A trustworthy response may be “yes” or “no”. “There is no talismanic rule that allows a facile determination of whether a disqualifying conflict of interest exists. Instead, ‘[t]he potential for conflict requires a careful analysis of the parties’ respective interests to determine whether they can be reconciled . . . or whether an actual conflict of interest precludes insurer-appointed defense counsel from presenting a quality defense for the insured.’” (Gulf Ins. Co. v. Berger, Kahn, Shafton, Moss, Figler, Simon & Gladstone (2000) 79 Cal.App.4th 114, 131 (Berger, Kahn).) An untrustworthy response is “I don’t know” or “I can’t get involved”. In the 33 years since the Cumis case was published, California has developed a rich body of law establishing a standard to determine whether a reservation of rights creates a (Disqualifying Conflict of Interest). “[W]hen the reservation of rights is based on coverage disputes that have nothing to do with the issues being litigated in the underlying action there is no conflict of interest, and no duty to appoint independent counsel.” (Long v. Century Indemnity Co. (2008) 163 Cal.App.4th 1460, 1470 (Long) (citation and ellipsis omitted).) Dependent counsel is both better equipped then a lay client and ethically compelled to take the initiative to analyze potential conflicts of interest. Both dependent counsel and a reserving insurer have a (Duty to Advise of the Right to Independent Counsel). See, Disqualifying Conflicts of Interest and Cumis Test. Dependent counsel has a fiduciary (Duty of Undivided Loyalty) to the policyholder, discharge of which requires the lawyer to do this analysis and explain it to the policyholder.

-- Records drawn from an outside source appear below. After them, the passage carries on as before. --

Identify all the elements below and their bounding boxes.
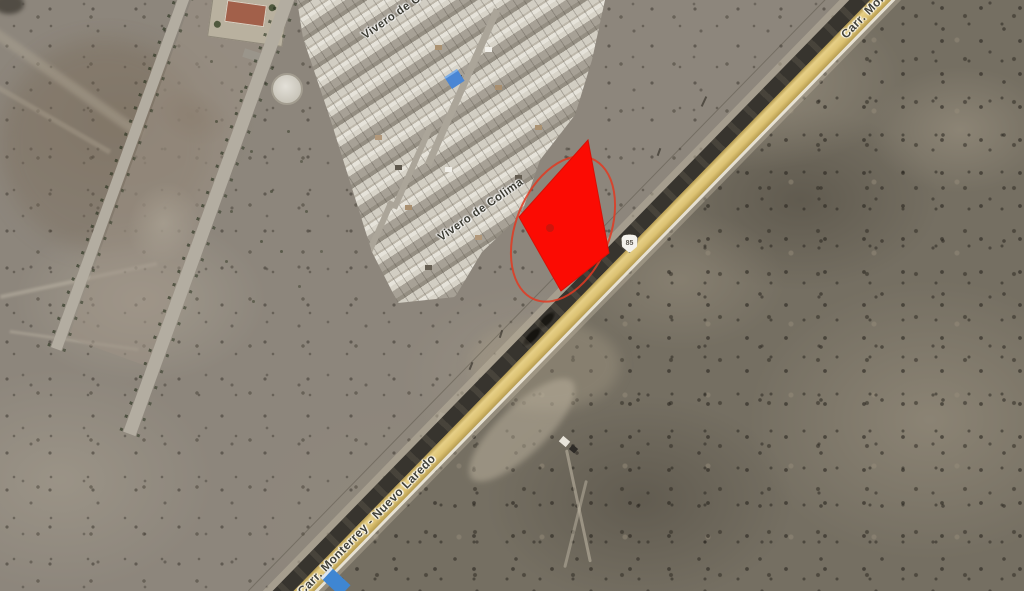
roundabout-circle: [271, 73, 303, 105]
red-roof-building: [224, 0, 267, 27]
route-number: 85: [626, 240, 634, 247]
tree: [213, 20, 221, 28]
satellite-map[interactable]: Carr. Monterrey - Nuevo Laredo Carr. Mon…: [0, 0, 1024, 591]
shrub-dots: [0, 0, 3, 3]
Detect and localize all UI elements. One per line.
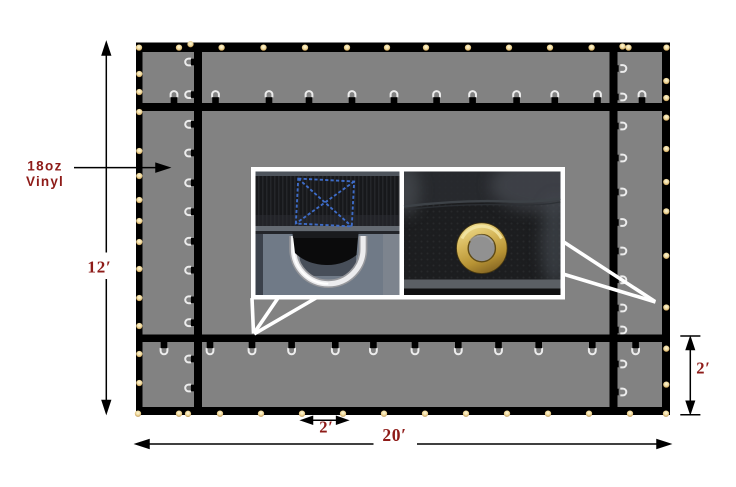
svg-text:18oz: 18oz — [27, 159, 63, 174]
svg-text:2′: 2′ — [696, 359, 711, 378]
svg-text:20′: 20′ — [382, 425, 406, 445]
svg-text:Vinyl: Vinyl — [26, 174, 64, 189]
svg-text:2′: 2′ — [319, 418, 334, 437]
svg-text:12′: 12′ — [87, 258, 111, 277]
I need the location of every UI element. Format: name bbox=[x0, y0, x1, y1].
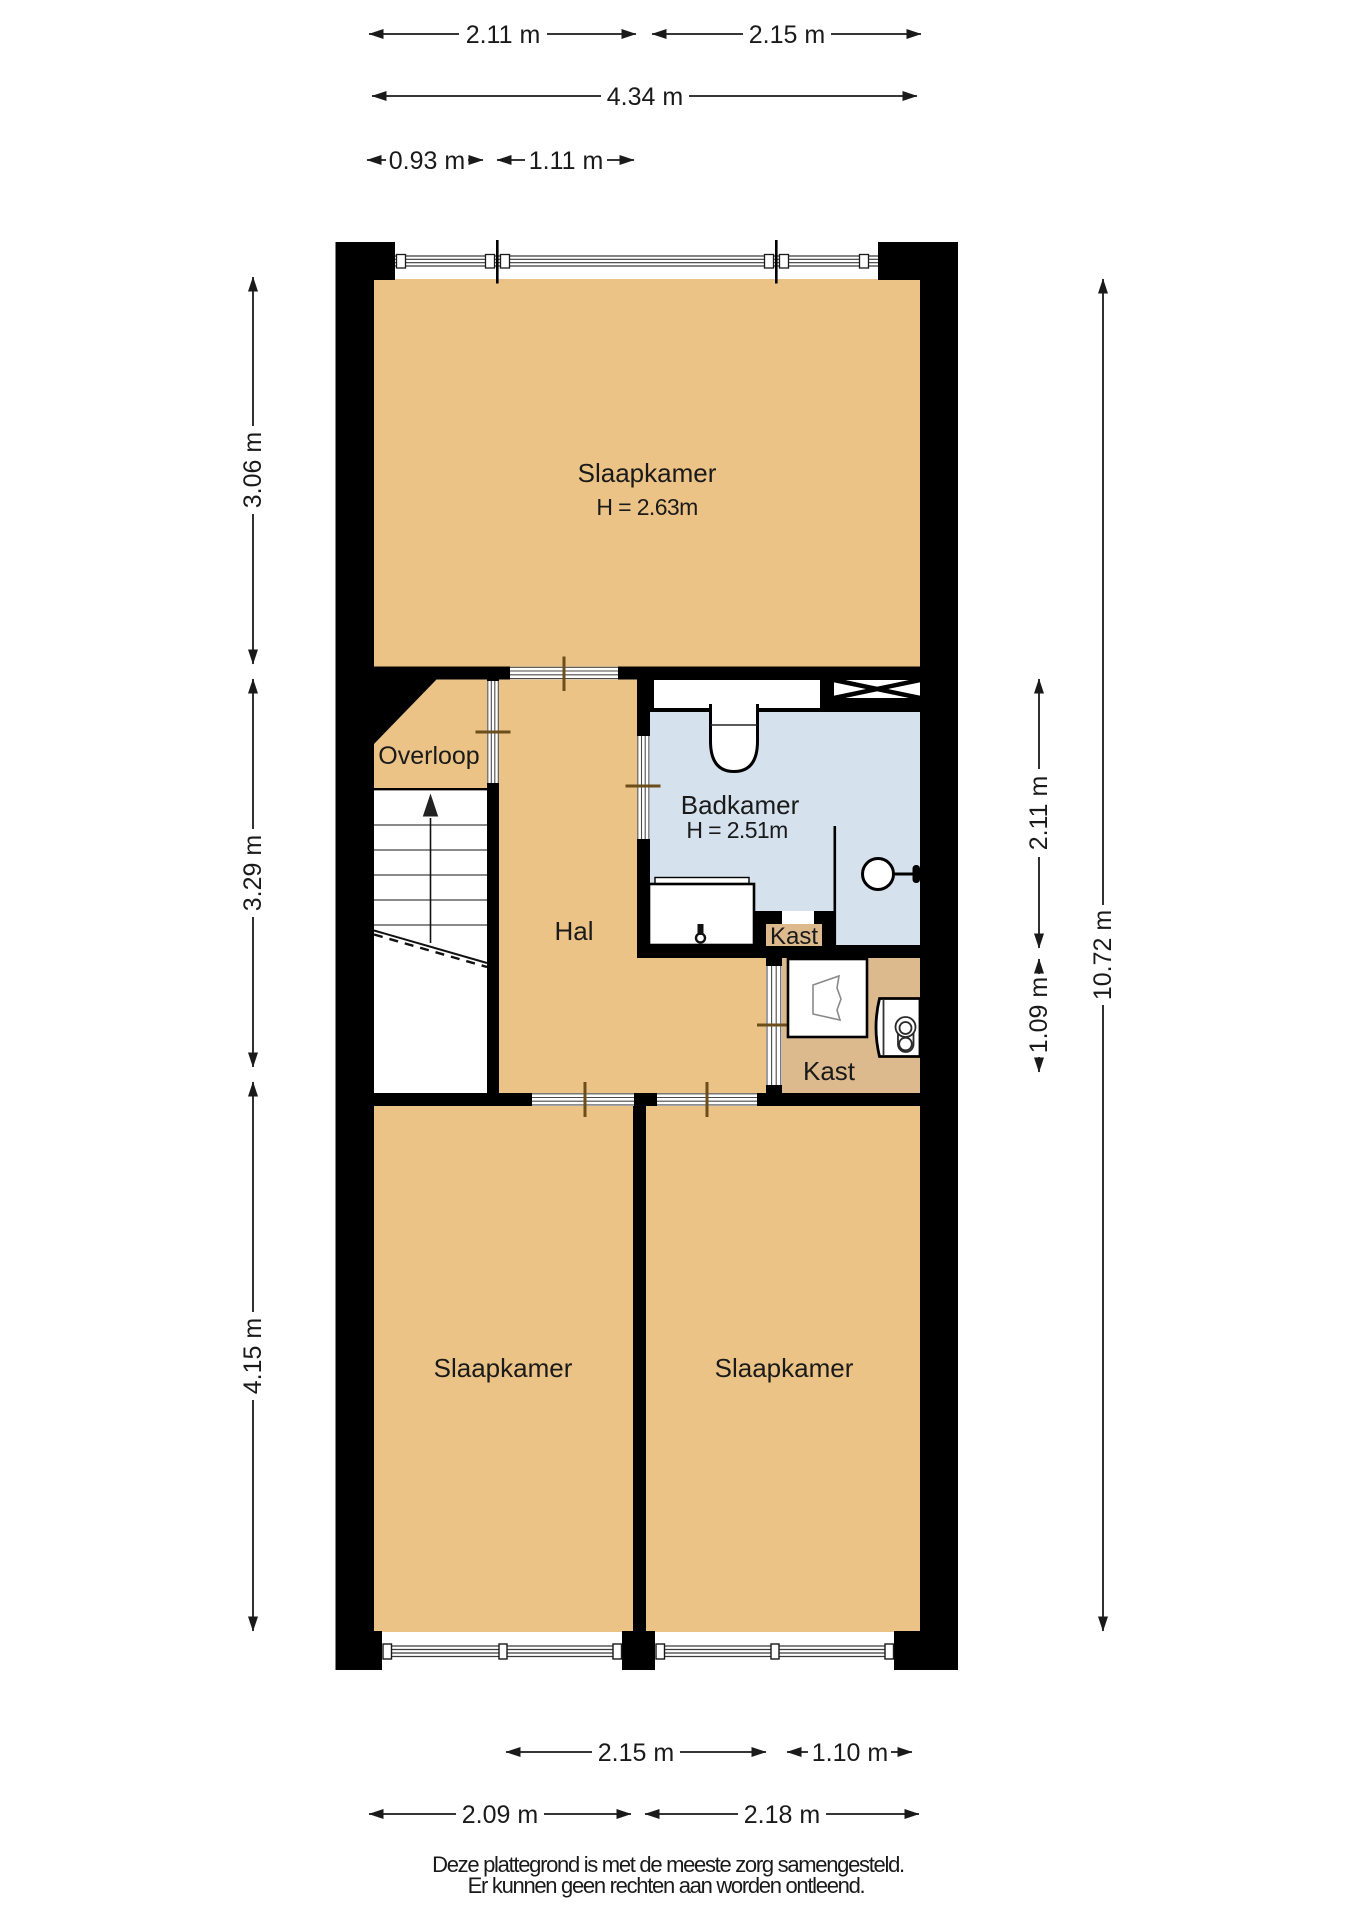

Does my insurer’s reservation of rights create for you any potential or actual disqualifying conflict of interest?
A trustworthy response is “Yes”. With any reservation of rights, “the interests of the insured and the insurer are always divergent.” (Cumis, supra, 162 Cal.App.3d at 375.) But, “not every conflict of interest triggers an obligation on the part of the insurer to provide the insured with independent counsel at the insurer’s expense.” (James 3 Corp. v. Truck Ins. Exchange (2001) 91 Cal.App.4th 1093, 1101 (James 3).) “A [lawyer] shall not, without the informed written consent of each client: Accept representation of more than one client in a matter in which the interests of the clients potentially or actually conflict.” (Rule 3-310(C)(1)(2) (ellipses omitted). When a policyholder sues an insurer, it often has the burden of proof (Evid. Code § 500) to establish the existence of a breach of contract, including that the insurer’s reservation of rights created a disqualifying conflict of interest. In many reported opinions, policyholders have failed to carry this burden. See, Compendium of Cases: Failure of Proof of Disqualifying Conflicts of Interests. As a result, in the (Dynamic Concepts Line of Cases), several courts have held that “[a] mere possibility of an unspecified conflict does not require independent counsel. The conflict must be significant, not merely theoretical, actual, not merely potential.” (Dynamic Concepts, Inc. v. Truck Ins. Exchange (1998) 61 Cal.App.4th 999, 1007 (Dynamic Concepts).) However, dependent counsel has the burden of complying with Rule 3-310 before starting work. Rule 3-310 explicitly requires dependent counsel to analyze potential conflicts, make written disclosure and obtain informed written consent. Compare, the (Dynamic Concepts Line of Cases) to the (Cumis Line of Cases).